Saturday, November 28, 2009

A Wonderfully Odd Shaped Object

Marcel Carné’s “Drôle de drame ou L’étrange adventure du Docteur Molyneax” (1937) is very odd indeed. The great director (“Les enfants du paradis”) directs a script by the great poet and fine screenwriter Jacques Prévert, with some of the best French actors of the time. Michel Simon, Jean-Louis Barrault, Louis Jouvet, and Françoise Rosay play a bunch of daffy Edwardian English people, in a crazed farce set in London, in French!

Hollywood has a long standing convention of portraying stories set in other countries with American actors speaking English. I found it quite amusing to see the French version of this, particularly given the incestuously tangled millennium-long relationship between the French and the English.

It took me a minute or two to get in sync with this convention and with the frantic pace and broad style of the film but then I went with it. It’s strange and very funny and has a black heart filled with fine 1930’s contempt for the Bourgeoisie.

It has a murderer who only kills butchers, an imperturbable Chinese mugger who steals flowers, a singing milkman and a narcoleptic reporter. Louis Jouvet is particularly good as a hypocritical Anglican bishop. His finest moment involves Scottish attire. I will say no more except that the DVD is available on Netflix.

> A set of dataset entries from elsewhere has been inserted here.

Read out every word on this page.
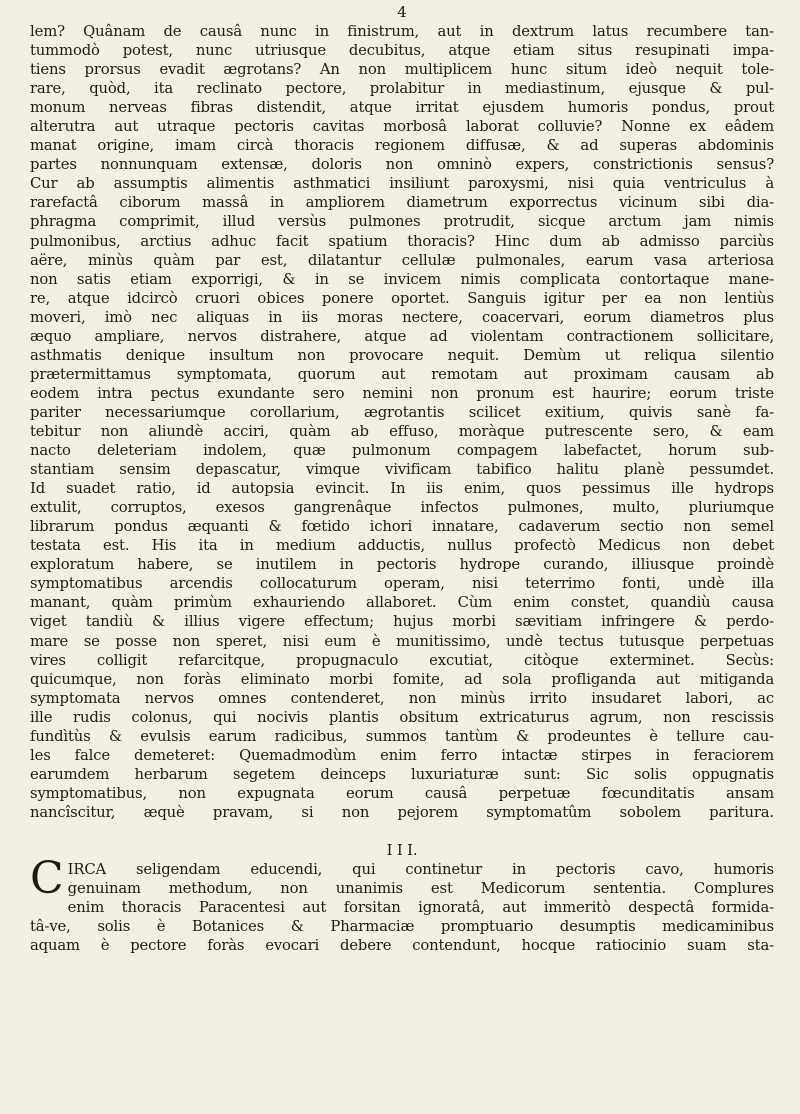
4
lem? Quânam de causâ nunc in finistrum, aut in dextrum latus recumbere tan-
tummodò potest, nunc utriusque decubitus, atque etiam situs resupinati impa-
tiens prorsus evadit ægrotans? An non multiplicem hunc situm ideò nequit tole-
rare, quòd, ita reclinato pectore, prolabitur in mediastinum, ejusque & pul-
monum nerveas fibras distendit, atque irritat ejusdem humoris pondus, prout
alterutra aut utraque pectoris cavitas morbosâ laborat colluvie? Nonne ex eâdem
manat origine, imam circà thoracis regionem diffusæ, & ad superas abdominis
partes nonnunquam extensæ, doloris non omninò expers, constrictionis sensus?
Cur ab assumptis alimentis asthmatici insiliunt paroxysmi, nisi quia ventriculus à
rarefactâ ciborum massâ in ampliorem diametrum exporrectus vicinum sibi dia-
phragma comprimit, illud versùs pulmones protrudit, sicque arctum jam nimis
pulmonibus, arctius adhuc facit spatium thoracis? Hinc dum ab admisso parciùs
aëre, minùs quàm par est, dilatantur cellulæ pulmonales, earum vasa arteriosa
non satis etiam exporrigi, & in se invicem nimis complicata contortaque mane-
re, atque idcircò cruori obices ponere oportet. Sanguis igitur per ea non lentiùs
moveri, imò nec aliquas in iis moras nectere, coacervari, eorum diametros plus
æquo ampliare, nervos distrahere, atque ad violentam contractionem sollicitare,
asthmatis denique insultum non provocare nequit. Demùm ut reliqua silentio
prætermittamus symptomata, quorum aut remotam aut proximam causam ab
eodem intra pectus exundante sero nemini non pronum est haurire; eorum triste
pariter necessariumque corollarium, ægrotantis scilicet exitium, quivis sanè fa-
tebitur non aliundè acciri, quàm ab effuso, moràque putrescente sero, & eam
nacto deleteriam indolem, quæ pulmonum compagem labefactet, horum sub-
stantiam sensim depascatur, vimque vivificam tabifico halitu planè pessumdet.
Id suadet ratio, id autopsia evincit. In iis enim, quos pessimus ille hydrops
extulit, corruptos, exesos gangrenâque infectos pulmones, multo, pluriumque
librarum pondus æquanti & fœtido ichori innatare, cadaverum sectio non semel
testata est. His ita in medium adductis, nullus profectò Medicus non debet
exploratum habere, se inutilem in pectoris hydrope curando, illiusque proindè
symptomatibus arcendis collocaturum operam, nisi teterrimo fonti, undè illa
manant, quàm primùm exhauriendo allaboret. Cùm enim constet, quandiù causa
viget tandiù & illius vigere effectum; hujus morbi sævitiam infringere & perdo-
mare se posse non speret, nisi eum è munitissimo, undè tectus tutusque perpetuas
vires colligit refarcitque, propugnaculo excutiat, citòque exterminet. Secùs:
quicumque, non foràs eliminato morbi fomite, ad sola profliganda aut mitiganda
symptomata nervos omnes contenderet, non minùs irrito insudaret labori, ac
ille rudis colonus, qui nocivis plantis obsitum extricaturus agrum, non rescissis
fundìtùs & evulsis earum radicibus, summos tantùm & prodeuntes è tellure cau-
les falce demeteret: Quemadmodùm enim ferro intactæ stirpes in feraciorem
earumdem herbarum segetem deinceps luxuriaturæ sunt: Sic solis oppugnatis
symptomatibus, non expugnata eorum causâ perpetuæ fœcunditatis ansam
nancîscitur, æquè pravam, si non pejorem symptomatûm sobolem paritura.
I I I.
C IRCA seligendam educendi, qui continetur in pectoris cavo, humoris
genuinam methodum, non unanimis est Medicorum sententia. Complures
enim thoracis Paracentesi aut forsitan ignoratâ, aut immeritò despectâ formida-
tâ-ve, solis è Botanices & Pharmaciæ promptuario desumptis medicaminibus
aquam è pectore foràs evocari debere contendunt, hocque ratiocinio suam sta-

Wednesday, November 11, 2009


When Madame Le Chef and I were visiting friends in the Loire Valley in 2008, they suggested that we go see the town of Richelieu. Although I had heard of the famous Cardinal, I knew nothing about the town. Turns out the town was the ancestral home of the Cardinal and, at the height of his power, when he was running France for Louis XIII, he had a new town built on top of the old one. It was constructed between 1631 and 1642, which seems like pretty fast work for a whole town. It is walled, with a moat around it, and designed on a strict grid plan. Next to the town, Cardinal Richelieu built a huge palace, set in a correspondingly large park.

The town is still there and the park is still there but the palace was dismantled and sold off as building material in the 19th Century. Apparently it was not a political act. A real estate agent just wanted to make some money. Sic transit gloria mundi.

Except for cars and no merde in the streets, the town preserves its 17th Century appearance.

The Cardinal presides over the parking lot at the entrance to the park.

There are remaining outbuildings, gardens and canals but there does seem to be some huge thing missing.

The woods have vistas carved into them that are vaguely ominous.

The evidence of what was there.

Monday, November 9, 2009

The Fall

At the beginning of the year I reviewed three films that were medium, but worth seeing, because they contained fantastic performances. “The Fall” is also medium yet worth seeing, but for the director’s extraordinary visual abilities, not for an actor's amazing performance. (Having said that, there is a very good performance by child actress Catinca Untaru.)

The director, Tarsem Singh, makes his living directing ads and videos but has done two features. “The Fall”, his second feature, was shot between other work, during a period of several years. He searched all over the world for places and structures that were visually arresting but not recognizable to the general audience. He succeeded. Supposedly there are no computer generated shots in the film although there must have been some practical effects.

The plot concerns a Hollywood stuntman from the 1920s who’s in a hospital with badly damaged legs because of a fall. He can’t get out of bed. He tells a story to a little girl who is in the same hospital with a broken arm, also from a fall, and who runs through the building, exploring it. The girl visualizes the story as he tells it and these are the amazing images that we see, including her wonderful confusion of “Indians” and “Indians”.

The story has some dark twists and turns but finally can’t equal the visuals. Still, they are enough.

Monday, November 2, 2009


When I first heard about, “Anvil! The Story of Anvil”, which is the name of a current documentary about a Canadian Heavy Metal band, I was struck by its title’s structural similarity to “kittens Inspired by kittens” which is a 1:32 minute YouTube video narrated by a very little and very energetic girl. It turns out there is more than a grammatical similarity between the two documents. They are both very sweet, and the sweeter of the two is the one about the Heavy Metal band.

It’s about a 30 year friendship, family, love, art, aspiration, failure and mortality. Hey, it rocks.